Those streaks of light zipping across the sky this weekend may not be caused by lightning or man-made fireworks.
Instead, the light show more likely is from the Perseid Meteor Shower.
What are the Perseids? (BTW . . . say it like this: PURR -- see -- id.) They're the annual "shooting stars of summer," particles of dust that come fromComet Swift-Tuttle. While the comet is not near Earth right now (its next close pass to the sun is July 12, 2126), our planet each August passes through the comet's orbit and encounters debris from it. When the particles enter Earth's atmosphere, they "burn up" because of friction with our air and cause the light display.
Most meteor showers are best seen after local midnight when the side of Earth we are on is facing into our planet's orbit -- that is, it's as though we're looking out of the front windshield while our car is moving forward rapidly.
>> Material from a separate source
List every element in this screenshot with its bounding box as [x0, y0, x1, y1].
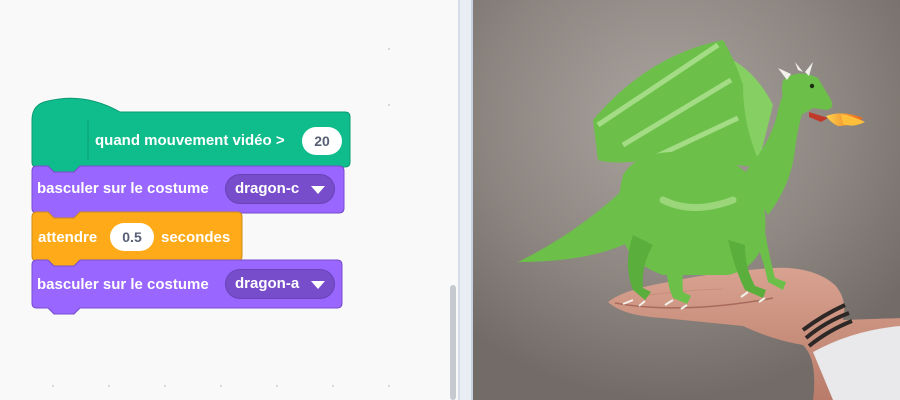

Local midnight for us is about 1:20 a.m. at this time of year (because we're observing Daylight Saving Time and because we're west of the meridian that determines Eastern Time).
The peak of the shower is predicted to be around 2 to 3 p.m. Monday, Aug. 12, which means it'll be daylight here. So for Pittsburghers, Sunday night-Monday morning (Aug. 11-12), say from around 1 to 5 a.m. and Monday night into Tuesday morning (Aug. 12-13) at similar times should offer optimum viewing.
I'd expect Sunday night-Monday morning to be the best overall. The Monday night-Tuesday morning is actually past peak so there is a chance things will be on the wane.
This does not mean you cannot look at other times! Certainly you can! The Perseids are visible over a long period of time; they're just at their peak as I described above. You should be able to see some all weekend.
Also, the moon will set before midnight so its light will not interfere with meteor observing.
I'm often asked: "Where do I look?"
My answer: "Up!"
While the meteors appear to come from the constellation Perseus, which rises before midnight in the northeast at this time of year, I tell people not necessarily to look in that direction. If you do, the meteors may be shooting past your line of sight to your left or right. The best thing to do is look into the darkest part of the sky from YOUR location. Get comfortable in a lounge chair and remember to have a blanket handy.
And by all means, get away from lights! From a dark location, there is a chance of seeing 90 meteors an hour. The Perseids are best known as the annual meteor that produces the most fireballs, or bright, brilliant meteors.
Where can people go to see the shower?
The Amateur Astronomers Association of Pittsburgh has two observatories that will be open Friday, Saturday and Sunday nights: http://www.3ap.org
*--Wagman Observatory is in Deer Lakes Regional Park in Frazer, Allegheny County, not far from Tarentum: 724-224-2510.
*--Mingo Creek Park Observatory is in Mingo Creek County Park in Nottingham, Washington County, about 10 miles east of Washington, Pa.: 724-348-6150.
Also, a new organization called Pittsburgh Space Weather -- http://pittsburghspace.org/ -- is holding a Saturday night Perseid event at Moraine State Park in Butler County. Here is a link to that information: http://pittsburghspace.org/2013/08/05/perseid-meteor-shower-important-updates/
So do yourself a huge favor: Turn off the lights, turn off the TV and turn onto the night sky!